On Wednesday, Germany’s highest federal administrative court in the eastern city of Leipzig rejected a petition by Deutsche Telekom that would have hindered the resale of the company’s services and products to its competitors on the German market.

"The competition called for in the (federal) Telecommunications Law is not just limited to the (telecoms) providers who are providing these services with their own network structures; it also includes the so-called resellers," the court said in a press release."This requirement is valid regardless of whether a reseller accesses an alternative (network) or is able to build the services on its own," the court stated.

The appeal ruling stemmed from an earlier decision against Telekom in a complaint filed by Stuttgart-based Debitel, a competitor. Debitel had sought to resell bundled local calling services and data services like ISDN and DSL. Unable to reach an agreement with Deutsche Telekom for access to its network, Debitel took its case to federal telecommunications regulators. They ruled against Telekom, ordering the company to "remedy the abuse it has caused in its market-controlling position." Telekom sued to have the ruling overturned, but a Cologne administrative court ruled against the company.

Wednesday’s ruling requires Telekom to act as a network wholesaler to competitors, who can obtain its services at a discounted price and then resell them to customers. The ruling could also force competition within the telecommunications market in smaller or remote parts of the country, where progress in market liberalization has been slow.

Telekom loses a long battle

Executives at Deutsche Telekom said they regretted the court’s ruling and would review their legal options. "With this decision, innovation will be weakened," a company spokesman told German public television ARD. "Nor will it encourage greater competition on the market through a diversity of infrastructures." The company has been battling against the deregulation plans of the federal government’s telecommunications and post regulatory office for years.

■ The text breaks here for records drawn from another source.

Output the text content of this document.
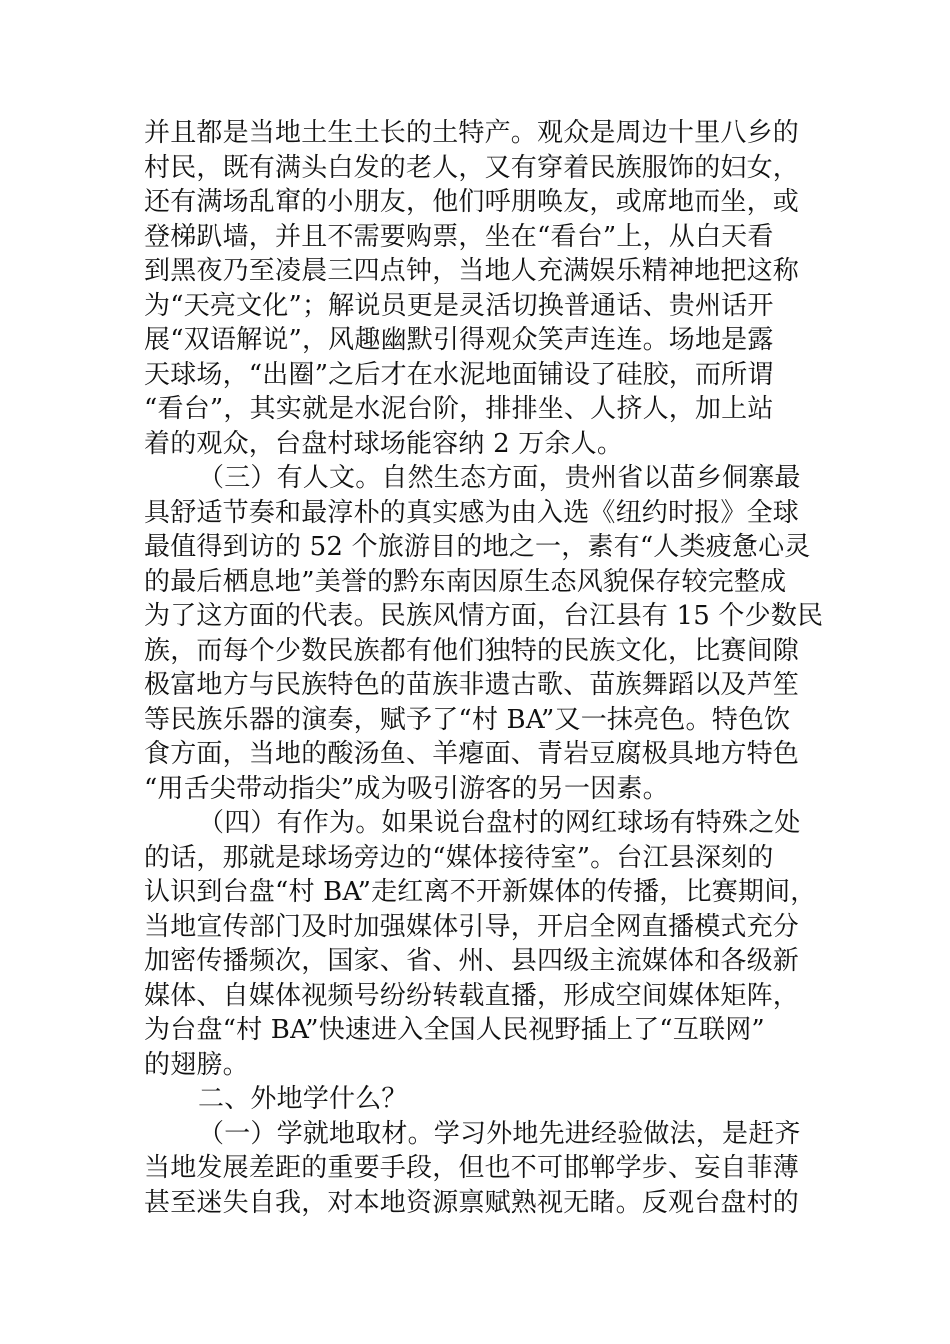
并且都是当地土生土长的土特产。观众是周边十里八乡的
村民，既有满头白发的老人，又有穿着民族服饰的妇女，
还有满场乱窜的小朋友，他们呼朋唤友，或席地而坐，或
登梯趴墙，并且不需要购票，坐在“看台”上，从白天看
到黑夜乃至凌晨三四点钟，当地人充满娱乐精神地把这称
为“天亮文化”；解说员更是灵活切换普通话、贵州话开
展“双语解说”，风趣幽默引得观众笑声连连。场地是露
天球场，“出圈”之后才在水泥地面铺设了硅胶，而所谓
“看台”，其实就是水泥台阶，排排坐、人挤人，加上站
着的观众，台盘村球场能容纳 2 万余人。
（三）有人文。自然生态方面，贵州省以苗乡侗寨最
具舒适节奏和最淳朴的真实感为由入选《纽约时报》全球
最值得到访的 52 个旅游目的地之一，素有“人类疲惫心灵
的最后栖息地”美誉的黔东南因原生态风貌保存较完整成
为了这方面的代表。民族风情方面，台江县有 15 个少数民
族，而每个少数民族都有他们独特的民族文化，比赛间隙
极富地方与民族特色的苗族非遗古歌、苗族舞蹈以及芦笙
等民族乐器的演奏，赋予了“村 BA”又一抹亮色。特色饮
食方面，当地的酸汤鱼、羊瘪面、青岩豆腐极具地方特色
“用舌尖带动指尖”成为吸引游客的另一因素。
（四）有作为。如果说台盘村的网红球场有特殊之处
的话，那就是球场旁边的“媒体接待室”。台江县深刻的
认识到台盘“村 BA”走红离不开新媒体的传播，比赛期间，
当地宣传部门及时加强媒体引导，开启全网直播模式充分
加密传播频次，国家、省、州、县四级主流媒体和各级新
媒体、自媒体视频号纷纷转载直播，形成空间媒体矩阵，
为台盘“村 BA”快速进入全国人民视野插上了“互联网”
的翅膀。
二、外地学什么？
（一）学就地取材。学习外地先进经验做法，是赶齐
当地发展差距的重要手段，但也不可邯郸学步、妄自菲薄
甚至迷失自我，对本地资源禀赋熟视无睹。反观台盘村的
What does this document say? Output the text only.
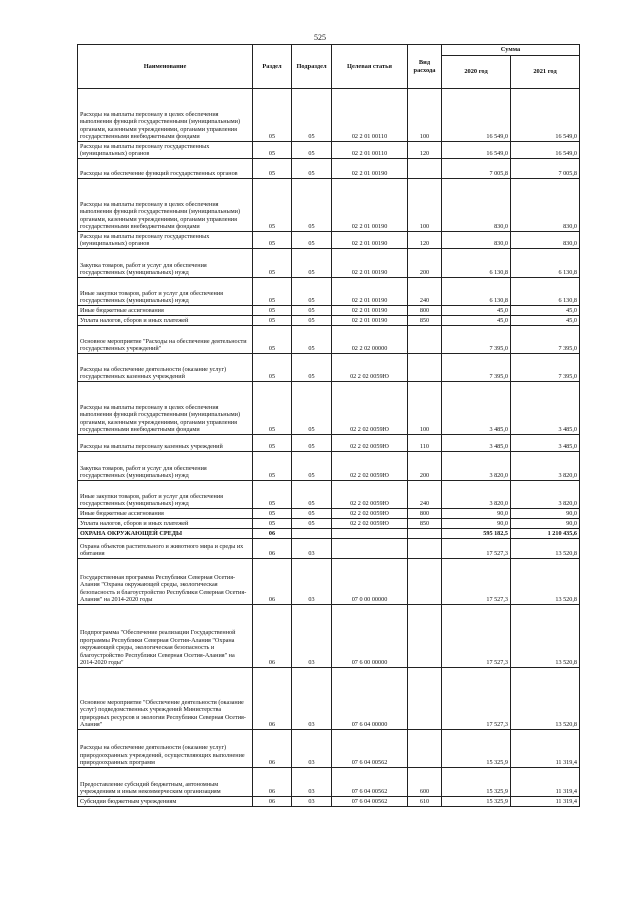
525
Наименование	Раздел	Подраздел	Целевая статья	Вид расхода	Сумма	
					2020 год	2021 год
Расходы на выплаты персоналу в целях обеспечения выполнения функций государственными (муниципальными) органами, казенными учреждениями, органами управления государственными внебюджетными фондами	05	05	02 2 01 00110	100	16 549,0	16 549,0
Расходы на выплаты персоналу государственных (муниципальных) органов	05	05	02 2 01 00110	120	16 549,0	16 549,0
Расходы на обеспечение функций государственных органов	05	05	02 2 01 00190		7 005,8	7 005,8
Расходы на выплаты персоналу в целях обеспечения выполнения функций государственными (муниципальными) органами, казенными учреждениями, органами управления государственными внебюджетными фондами	05	05	02 2 01 00190	100	830,0	830,0
Расходы на выплаты персоналу государственных (муниципальных) органов	05	05	02 2 01 00190	120	830,0	830,0
Закупка товаров, работ и услуг для обеспечения государственных (муниципальных) нужд	05	05	02 2 01 00190	200	6 130,8	6 130,8
Иные закупки товаров, работ и услуг для обеспечения государственных (муниципальных) нужд	05	05	02 2 01 00190	240	6 130,8	6 130,8
Иные бюджетные ассигнования	05	05	02 2 01 00190	800	45,0	45,0
Уплата налогов, сборов и иных платежей	05	05	02 2 01 00190	850	45,0	45,0
Основное мероприятие "Расходы на обеспечение деятельности государственных учреждений"	05	05	02 2 02 00000		7 395,0	7 395,0
Расходы на обеспечение деятельности (оказание услуг) государственных казенных учреждений	05	05	02 2 02 0059Ю		7 395,0	7 395,0
Расходы на выплаты персоналу в целях обеспечения выполнения функций государственными (муниципальными) органами, казенными учреждениями, органами управления государственными внебюджетными фондами	05	05	02 2 02 0059Ю	100	3 485,0	3 485,0
Расходы на выплаты персоналу казенных учреждений	05	05	02 2 02 0059Ю	110	3 485,0	3 485,0
Закупка товаров, работ и услуг для обеспечения государственных (муниципальных) нужд	05	05	02 2 02 0059Ю	200	3 820,0	3 820,0
Иные закупки товаров, работ и услуг для обеспечения государственных (муниципальных) нужд	05	05	02 2 02 0059Ю	240	3 820,0	3 820,0
Иные бюджетные ассигнования	05	05	02 2 02 0059Ю	800	90,0	90,0
Уплата налогов, сборов и иных платежей	05	05	02 2 02 0059Ю	850	90,0	90,0
ОХРАНА ОКРУЖАЮЩЕЙ СРЕДЫ	06				595 182,5	1 210 435,6
Охрана объектов растительного и животного мира и среды их обитания	06	03			17 527,3	13 520,8
Государственная программа Республики Северная Осетия-Алания "Охрана окружающей среды, экологическая безопасность и благоустройство Республики Северная Осетия-Алания" на 2014-2020 годы	06	03	07 0 00 00000		17 527,3	13 520,8
Подпрограмма "Обеспечение реализации Государственной программы Республики Северная Осетия-Алания "Охрана окружающей среды, экологическая безопасность и благоустройство Республики Северная Осетия-Алания" на 2014-2020 годы"	06	03	07 6 00 00000		17 527,3	13 520,8
Основное мероприятие "Обеспечение деятельности (оказание услуг) подведомственных учреждений Министерства природных ресурсов и экологии Республики Северная Осетия-Алания"	06	03	07 6 04 00000		17 527,3	13 520,8
Расходы на обеспечение деятельности (оказание услуг) природоохранных учреждений, осуществляющих выполнение природоохранных программ	06	03	07 6 04 00562		15 325,9	11 319,4
Предоставление субсидий бюджетным, автономным учреждениям и иным некоммерческим организациям	06	03	07 6 04 00562	600	15 325,9	11 319,4
Субсидии бюджетным учреждениям	06	03	07 6 04 00562	610	15 325,9	11 319,4
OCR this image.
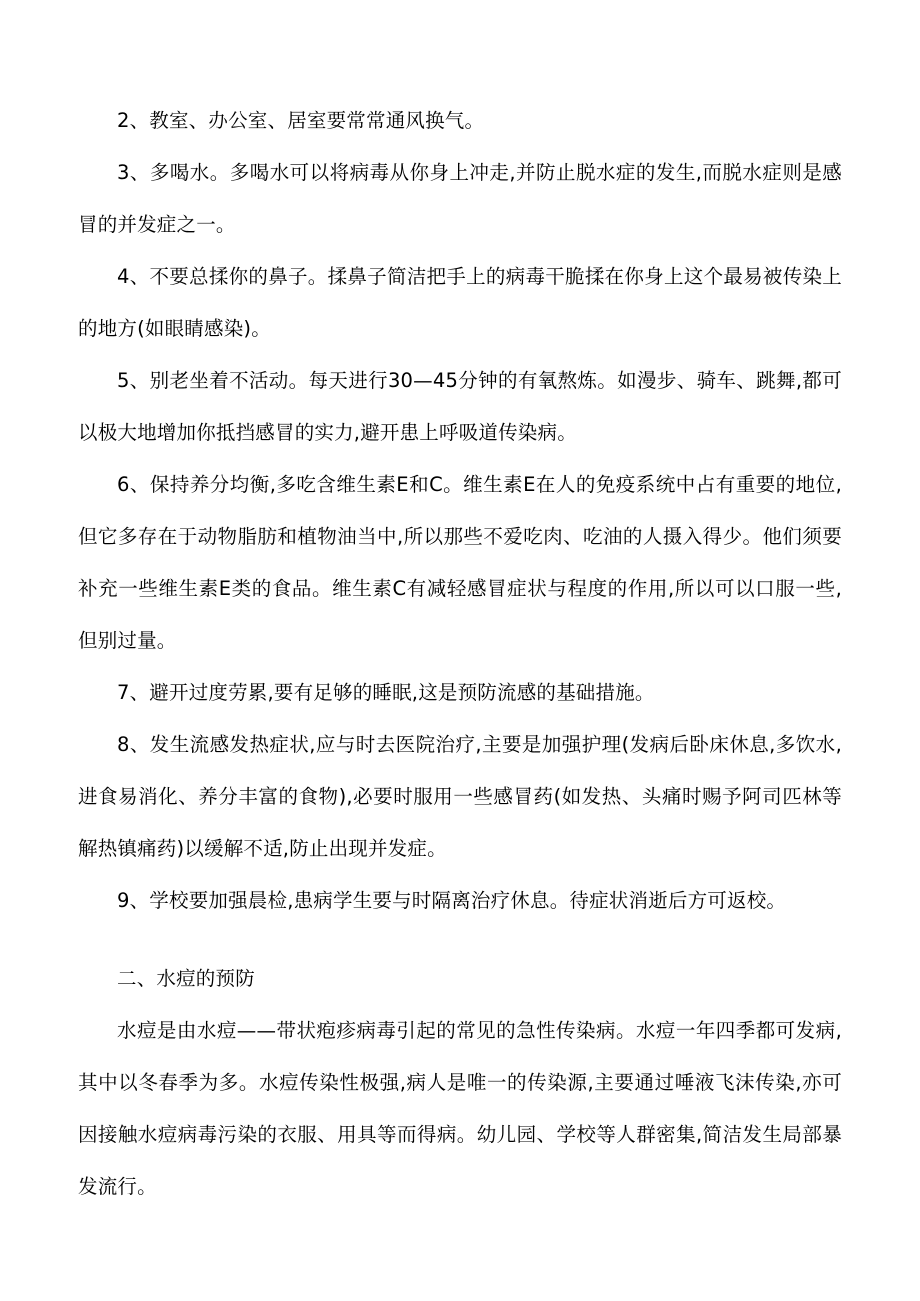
2、教室、办公室、居室要常常通风换气。

3、多喝水。多喝水可以将病毒从你身上冲走,并防止脱水症的发生,而脱水症则是感冒的并发症之一。

4、不要总揉你的鼻子。揉鼻子简洁把手上的病毒干脆揉在你身上这个最易被传染上的地方(如眼睛感染)。

5、别老坐着不活动。每天进行30—45分钟的有氧熬炼。如漫步、骑车、跳舞,都可以极大地增加你抵挡感冒的实力,避开患上呼吸道传染病。

6、保持养分均衡,多吃含维生素E和C。维生素E在人的免疫系统中占有重要的地位,但它多存在于动物脂肪和植物油当中,所以那些不爱吃肉、吃油的人摄入得少。他们须要补充一些维生素E类的食品。维生素C有减轻感冒症状与程度的作用,所以可以口服一些,但别过量。

7、避开过度劳累,要有足够的睡眠,这是预防流感的基础措施。

8、发生流感发热症状,应与时去医院治疗,主要是加强护理(发病后卧床休息,多饮水,进食易消化、养分丰富的食物),必要时服用一些感冒药(如发热、头痛时赐予阿司匹林等解热镇痛药)以缓解不适,防止出现并发症。

9、学校要加强晨检,患病学生要与时隔离治疗休息。待症状消逝后方可返校。

二、水痘的预防

水痘是由水痘——带状疱疹病毒引起的常见的急性传染病。水痘一年四季都可发病,其中以冬春季为多。水痘传染性极强,病人是唯一的传染源,主要通过唾液飞沫传染,亦可因接触水痘病毒污染的衣服、用具等而得病。幼儿园、学校等人群密集,简洁发生局部暴发流行。
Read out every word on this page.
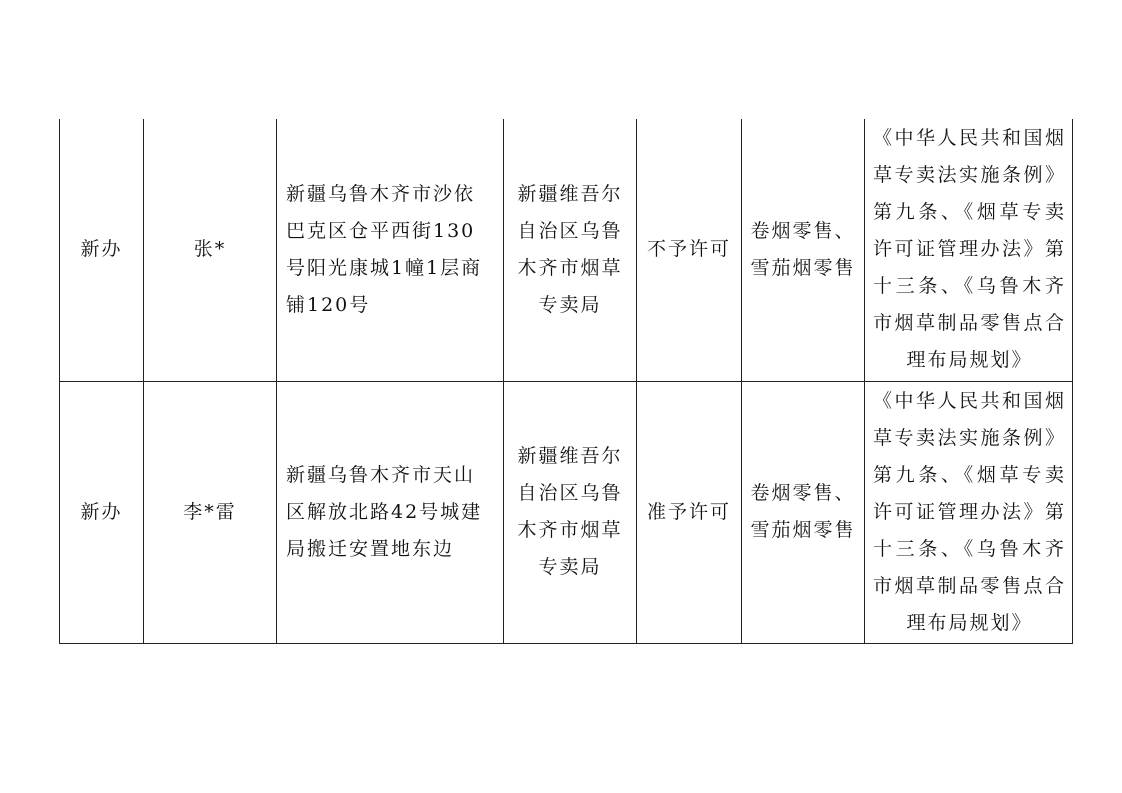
新办	张*	新疆乌鲁木齐市沙依巴克区仓平西街130号阳光康城1幢1层商铺120号	新疆维吾尔自治区乌鲁木齐市烟草专卖局	不予许可	卷烟零售、雪茄烟零售	《中华人民共和国烟草专卖法实施条例》第九条、《烟草专卖许可证管理办法》第十三条、《乌鲁木齐市烟草制品零售点合理布局规划》

新办	李*雷	新疆乌鲁木齐市天山区解放北路42号城建局搬迁安置地东边	新疆维吾尔自治区乌鲁木齐市烟草专卖局	准予许可	卷烟零售、雪茄烟零售	《中华人民共和国烟草专卖法实施条例》第九条、《烟草专卖许可证管理办法》第十三条、《乌鲁木齐市烟草制品零售点合理布局规划》
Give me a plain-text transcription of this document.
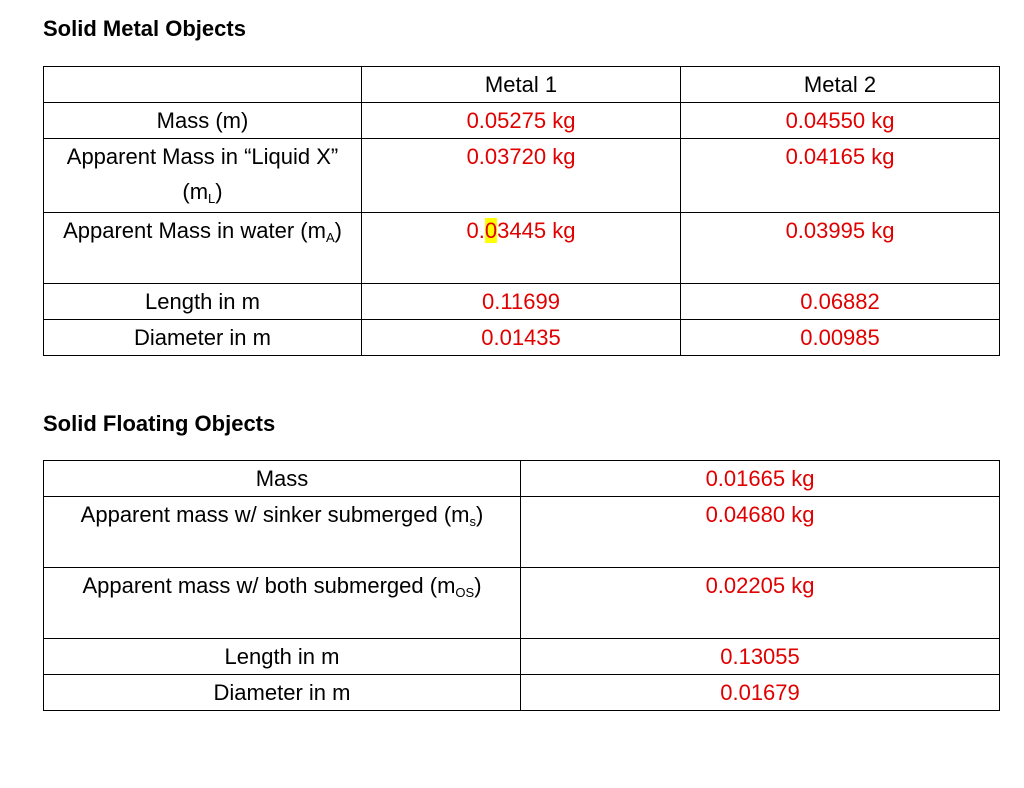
Solid Metal Objects
	Metal 1	Metal 2
Mass (m)	0.05275 kg	0.04550 kg
Apparent Mass in “Liquid X” $(m_L)$	0.03720 kg	0.04165 kg
Apparent Mass in water $(m_A)$	0.03445 kg	0.03995 kg
Length in m	0.11699	0.06882
Diameter in m	0.01435	0.00985
Solid Floating Objects
Mass	0.01665 kg
Apparent mass w/ sinker submerged $(m_s)$	0.04680 kg
Apparent mass w/ both submerged $(m_{OS})$	0.02205 kg
Length in m	0.13055
Diameter in m	0.01679
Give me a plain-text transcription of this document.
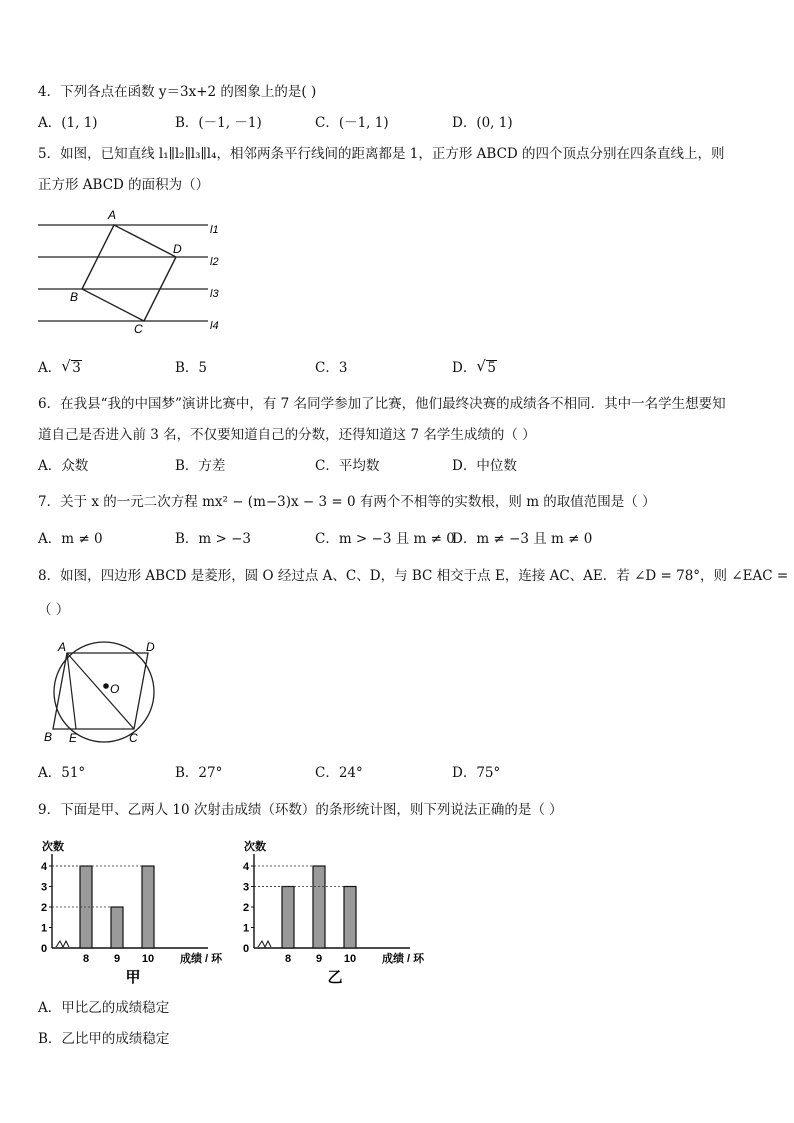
4．下列各点在函数 y＝3x+2 的图象上的是( )
A．(1, 1)	B．(－1, －1)	C．(－1, 1)	D．(0, 1)
5．如图，已知直线 l₁∥l₂∥l₃∥l₄，相邻两条平行线间的距离都是 1，正方形 ABCD 的四个顶点分别在四条直线上，则
正方形 ABCD 的面积为（）
A
D
B
C
l1
l2
l3
l4
A． √ 3	B．5	C．3	D． √ 5
6．在我县“我的中国梦”演讲比赛中，有 7 名同学参加了比赛，他们最终决赛的成绩各不相同．其中一名学生想要知
道自己是否进入前 3 名，不仅要知道自己的分数，还得知道这 7 名学生成绩的（ ）
A．众数	B．方差	C．平均数	D．中位数
7．关于 x 的一元二次方程 mx² − (m−3)x − 3 = 0 有两个不相等的实数根，则 m 的取值范围是（ ）
A．m ≠ 0	B．m > −3	C．m > −3 且 m ≠ 0
D．m ≠ −3 且 m ≠ 0
8．如图，四边形 ABCD 是菱形，圆 O 经过点 A、C、D，与 BC 相交于点 E，连接 AC、AE．若 ∠D = 78°，则 ∠EAC =
（ ）
A	D
B E	C
O
A．51°	B．27°	C．24°	D．75°
9．下面是甲、乙两人 10 次射击成绩（环数）的条形统计图，则下列说法正确的是（ ）
次数
0
1
2
3
4
8 9 10 成绩 / 环
甲
次数
0
1
2
3
4
8 9 10 成绩 / 环
乙
A．甲比乙的成绩稳定
B．乙比甲的成绩稳定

The authority has said Telekom must offer access to its networks to competitors and that they must be able to bill customers on their own.

In its case, Telekom expressed fears that the company would suffer from loss of business if the regulation were kept and that broader access to its expensive and vast network threatened to decrease the motivation of competitors to invest in their own network capacities – a move the company said could ultimately reduce overall network capacity.

Though deregulation of the telecommunications market officially occurred in 1998, two-thirds of all Germans can still only obtain telecommunications services through Deutsche Telekom. To keep investment costs down, most competitors have focused on the country’s major metropolises, like Cologne. The newer services also rely heavily on hi-tech ISDN or DSL connections, which althougth they are modern put the companiess at a disadvantage in the lower end of the market, as Telekom remains the sole provider of inexpensive analog connections.